Izhikevich-Inspired Temporal Dynamics for Enhancing Privacy, Efficiency, and Transferability in Spiking Neural Networks

TL;DR

This paper introduces biologically inspired temporal spike transformations for spiking neural networks, improving privacy, efficiency, and transferability by modulating spike timing dynamics while maintaining competitive accuracy.

Contribution

It proposes two novel probabilistic temporal spike transformations, Poisson-Burst and Delayed-Burst, that enhance privacy and generalization in scalable SNN training.

Findings

Poisson-Burst achieves competitive accuracy with lower resource overhead.

Delayed-Burst offers stronger privacy protection with a modest accuracy trade-off.

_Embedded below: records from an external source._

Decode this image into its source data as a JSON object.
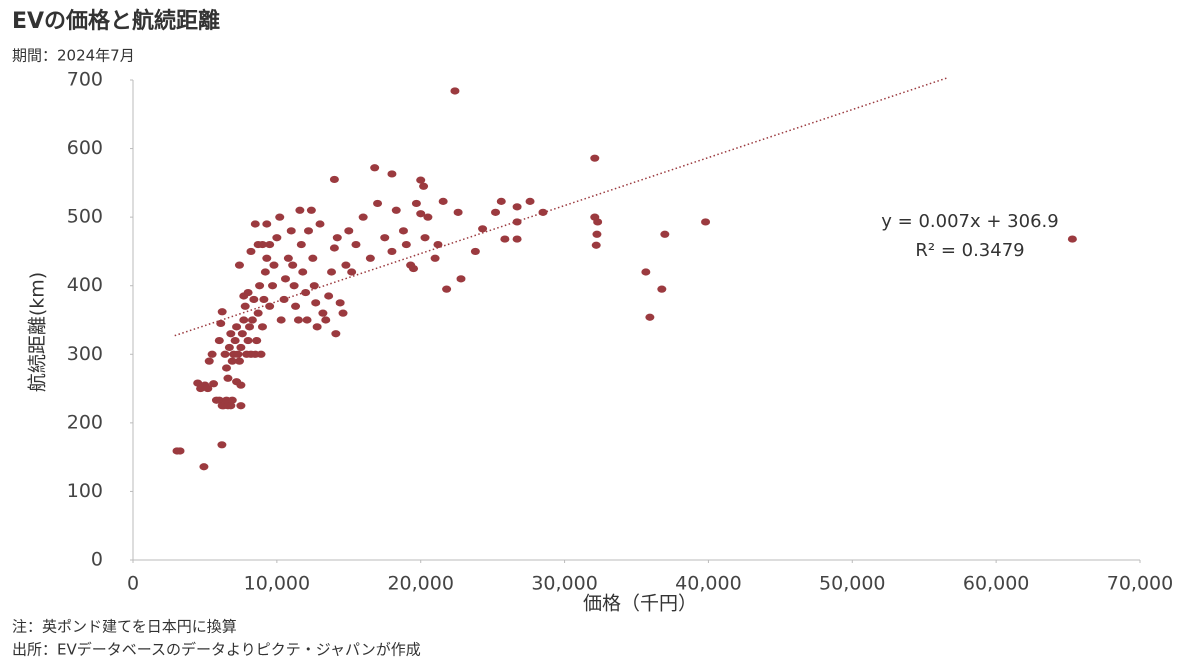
{
  "chart_data": {
    "type": "scatter",
    "title": "EVの価格と航続距離",
    "subtitle": "期間：2024年7月",
    "x_label": "価格（千円）",
    "y_label": "航続距離(km)",
    "notes": [
      "注：英ポンド建てを日本円に換算",
      "出所：EVデータベースのデータよりピクテ・ジャパンが作成"
    ],
    "color": "#9b3a3f",
    "x": [
      4500,
      4700,
      5000,
      5200,
      5300,
      5500,
      5600,
      5800,
      6000,
      6200,
      6300,
      6500,
      6600,
      6800,
      6900,
      7500,
      6000,
      6100,
      6200,
      6400,
      6500,
      6600,
      6700,
      6800,
      6900,
      7000,
      7100,
      7200,
      7300,
      7400,
      7500,
      7600,
      7700,
      7800,
      7900,
      8000,
      8100,
      8200,
      8300,
      8400,
      8500,
      8600,
      8700,
      8800,
      8900,
      9000,
      9100,
      9200,
      9300,
      9500,
      7200,
      7500,
      7400,
      7700,
      8000,
      8200,
      8500,
      8700,
      9000,
      9300,
      9500,
      9700,
      9800,
      10000,
      10200,
      10300,
      10500,
      10600,
      10800,
      11000,
      11100,
      11200,
      11300,
      11500,
      11600,
      11700,
      11800,
      12000,
      12100,
      12200,
      12400,
      12500,
      12600,
      12700,
      12800,
      13000,
      13200,
      13400,
      13600,
      13800,
      14000,
      14100,
      14200,
      14400,
      14600,
      14800,
      15000,
      15200,
      15500,
      16000,
      16500,
      17000,
      17500,
      18000,
      18300,
      18800,
      19000,
      19300,
      19500,
      19700,
      20000,
      20200,
      20300,
      20500,
      21000,
      21200,
      14000,
      16800,
      18000,
      20000,
      21560,
      22600,
      23800,
      24300,
      25200,
      25600,
      25850,
      26700,
      26700,
      26700,
      27600,
      28500,
      21800,
      22800,
      22380,
      32100,
      32100,
      32300,
      32250,
      32200,
      35650,
      35930,
      36760,
      36970,
      39800,
      65300,
      3060,
      3270,
      4930,
      6180
    ],
    "values": [
      258,
      250,
      255,
      250,
      290,
      300,
      257,
      233,
      233,
      225,
      225,
      233,
      225,
      225,
      233,
      225,
      320,
      345,
      362,
      300,
      280,
      265,
      310,
      330,
      290,
      300,
      320,
      340,
      300,
      290,
      310,
      330,
      350,
      370,
      300,
      320,
      340,
      300,
      350,
      380,
      300,
      320,
      360,
      400,
      300,
      340,
      380,
      420,
      440,
      460,
      260,
      255,
      430,
      385,
      390,
      450,
      490,
      460,
      460,
      490,
      370,
      400,
      430,
      470,
      500,
      350,
      380,
      410,
      440,
      480,
      430,
      400,
      370,
      350,
      510,
      460,
      420,
      390,
      350,
      480,
      510,
      440,
      400,
      375,
      340,
      490,
      360,
      350,
      385,
      420,
      455,
      330,
      470,
      375,
      360,
      430,
      480,
      420,
      460,
      500,
      440,
      520,
      470,
      450,
      510,
      480,
      460,
      430,
      425,
      520,
      505,
      545,
      470,
      500,
      440,
      460,
      555,
      572,
      563,
      554,
      523,
      507,
      450,
      483,
      507,
      523,
      468,
      515,
      493,
      468,
      523,
      507,
      395,
      410,
      684,
      586,
      500,
      493,
      475,
      459,
      420,
      354,
      395,
      475,
      493,
      468,
      159,
      159,
      136,
      168
    ],
    "trendline": {
      "equation_label": "y = 0.007x + 306.9",
      "r2_label": "R² = 0.3479",
      "slope": 0.007,
      "intercept": 306.9,
      "x_range": [
        2900,
        56600
      ]
    },
    "xlim": [
      0,
      70000
    ],
    "ylim": [
      0,
      700
    ],
    "xticks": [
      0,
      {
        "value": 10000,
        "label": "10,000"
      },
      {
        "value": 20000,
        "label": "20,000"
      },
      {
        "value": 30000,
        "label": "30,000"
      },
      {
        "value": 40000,
        "label": "40,000"
      },
      {
        "value": 50000,
        "label": "50,000"
      },
      {
        "value": 60000,
        "label": "60,000"
      },
      {
        "value": 70000,
        "label": "70,000"
      }
    ],
    "yticks": [
      0,
      100,
      200,
      300,
      400,
      500,
      600,
      700
    ]
  }
}
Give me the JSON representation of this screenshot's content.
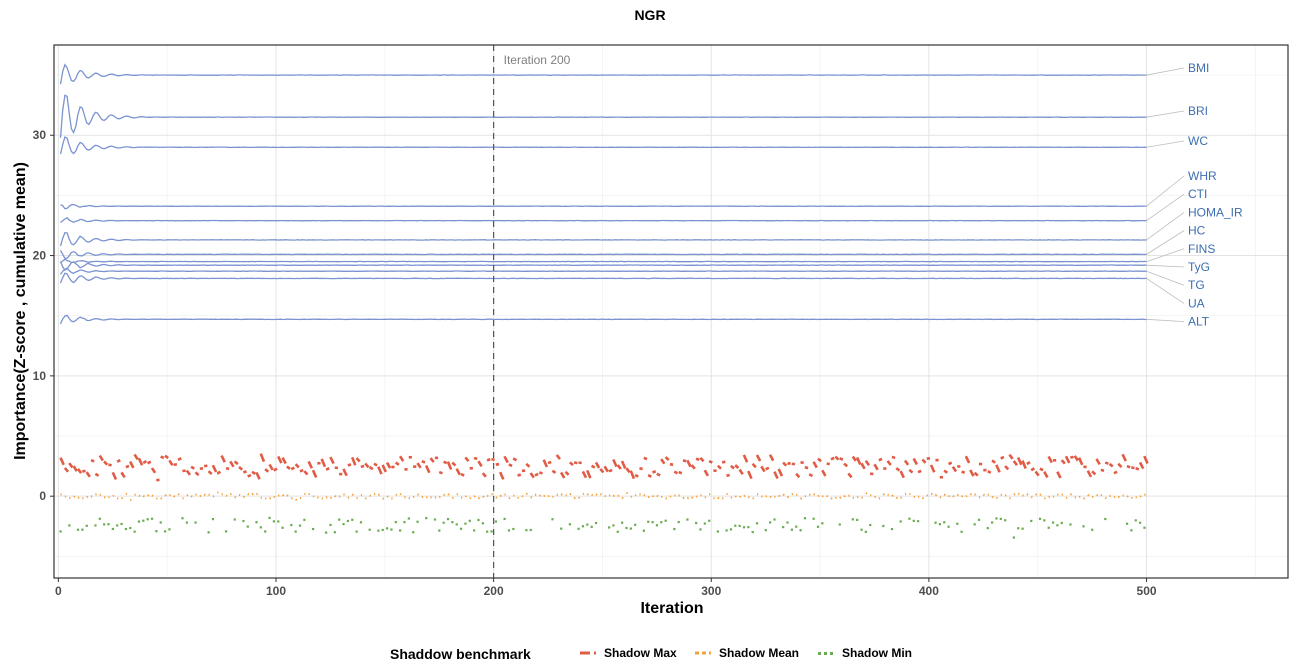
{
  "chart_data": {
    "type": "line",
    "title": "NGR",
    "xlabel": "Iteration",
    "ylabel": "Importance(Z-score , cumulative mean)",
    "xlim": [
      -2,
      565
    ],
    "ylim": [
      -6.8,
      37.5
    ],
    "x_ticks": [
      0,
      100,
      200,
      300,
      400,
      500
    ],
    "y_ticks": [
      0,
      10,
      20,
      30
    ],
    "grid": true,
    "reference_line": {
      "x": 200,
      "label": "Iteration 200"
    },
    "iterations": 500,
    "series": [
      {
        "name": "BMI",
        "final": 35.0,
        "start": 33.8
      },
      {
        "name": "BRI",
        "final": 31.5,
        "start": 28.6
      },
      {
        "name": "WC",
        "final": 29.0,
        "start": 27.8
      },
      {
        "name": "WHR",
        "final": 24.1,
        "start": 24.3
      },
      {
        "name": "CTI",
        "final": 22.9,
        "start": 22.6
      },
      {
        "name": "HOMA_IR",
        "final": 21.3,
        "start": 20.4
      },
      {
        "name": "HC",
        "final": 20.1,
        "start": 20.6
      },
      {
        "name": "FINS",
        "final": 19.5,
        "start": 19.3
      },
      {
        "name": "TyG",
        "final": 19.2,
        "start": 19.8
      },
      {
        "name": "TG",
        "final": 18.7,
        "start": 18.4
      },
      {
        "name": "UA",
        "final": 18.1,
        "start": 17.4
      },
      {
        "name": "ALT",
        "final": 14.7,
        "start": 14.2
      }
    ],
    "line_color": "#7b93d1",
    "label_color": "#3c6fb0",
    "shadow": {
      "legend_title": "Shaddow benchmark",
      "series": [
        {
          "name": "Shadow Max",
          "center": 2.6,
          "spread": 0.8,
          "color": "#e15b45"
        },
        {
          "name": "Shadow Mean",
          "center": 0.0,
          "spread": 0.2,
          "color": "#f4a23c"
        },
        {
          "name": "Shadow Min",
          "center": -2.4,
          "spread": 0.6,
          "color": "#6aab4f"
        }
      ]
    }
  }
}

Transformations improve privacy robustness and biological plausibility.

Abstract

Biological neurons exhibit diverse temporal spike patterns, which are believed to support efficient, robust, and adaptive neural information processing. While models such as Izhikevich can replicate a wide range of these firing dynamics, their complexity poses challenges for directly integrating them into scalable spiking neural networks (SNN) training pipelines. In this work, we propose two probabilistically driven, input-level temporal spike transformations: Poisson-Burst and Delayed-Burst that introduce biologically inspired temporal variability directly into standard Leaky Integrate-and-Fire (LIF) neurons. This enables scalable training and systematic evaluation of how spike timing dynamics affect privacy, generalization, and learning performance. Poisson-Burst modulates burst occurrence based on input intensity, while Delayed-Burst encodes input strength through burst onset timing. Through extensive experiments across multiple benchmarks, we demonstrate that Poisson-Burst maintains competitive accuracy and lower resource overhead while exhibiting enhanced privacy robustness against membership inference attacks, whereas Delayed-Burst provides stronger privacy protection at a modest accuracy trade-off. These findings highlight the potential of biologically grounded temporal spike dynamics in improving the privacy, generalization and biological plausibility of neuromorphic learning systems.